Als sie acht und neun gewesen waren, ein Jahr, bevor seine Mutter gestorben war, hatte Hyun-sik ihm immer öfter erlaubt, bei Taehyung zu übernachten – und sie hatten die Zeit bis spät nach Mitternacht dafür genutzt, sich mit Taschenlampen und Laken eine Miniaturform von Slowtown zu bauen und darin, zusammengerollt und eng umschlungen, nebeneinander einzuschlafen. Es war in ebendiesem Raum gewesen; in Taehyungs Zimmer in Bayville – an der Stelle, wo nun sein Schreibtisch stand, hatte früher eine Verjüngung des Raumes existiert, in dem man das Fensterkreuz als Aufhängung für eine Decke nutzen konnte, die sich über ihre Köpfe gezogen hatte.

Jeongguk war zu der Zeit von schrecklichen Albträumen geplagt worden, aber eigenartigerweise hatte er nur Taehyungs Hand um seine gebraucht, sodass diese beinahe verblasst waren. Chaeyeon hatte Taehyung oftmals als Jeongguks Schutzengel bezeichnet; und er hatte lange gebraucht, um dieses falsche Bild loszuwerden. Denn Engel waren allzeit unbekümmert und erhaben, sie waren frei von Angst und schlechten Gefühlen und irgendwann, sie mussten um die zwölf und dreizehn gewesen sein, war Jeongguk bewusstgeworden, dass Taehyung alles war, nur nicht das. (Aber das ihn nicht davon abgehalten, ihn bedingungslos zu lieben.)
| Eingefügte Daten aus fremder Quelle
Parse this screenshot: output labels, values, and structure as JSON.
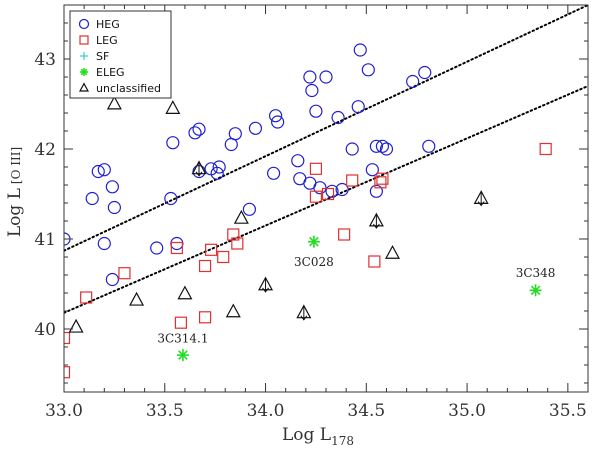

Später, viel später; zu der Zeit, als Taehyung aus dem Internat zurückgekommen war und sie beinahe jeden Tag miteinander verbrachten, war es mindestens einmal pro Woche vorgekommen, dass Jeongguk bei Taehyung übernachtet hatte, oder umgekehrt. Er hatte unzählige Stunden damit verbracht, im Morgengrauen dabei zuzusehen, wie das hereinbrechende Sonnenlicht die Farbe in das Gesicht seines schlafenden Freundes brachte.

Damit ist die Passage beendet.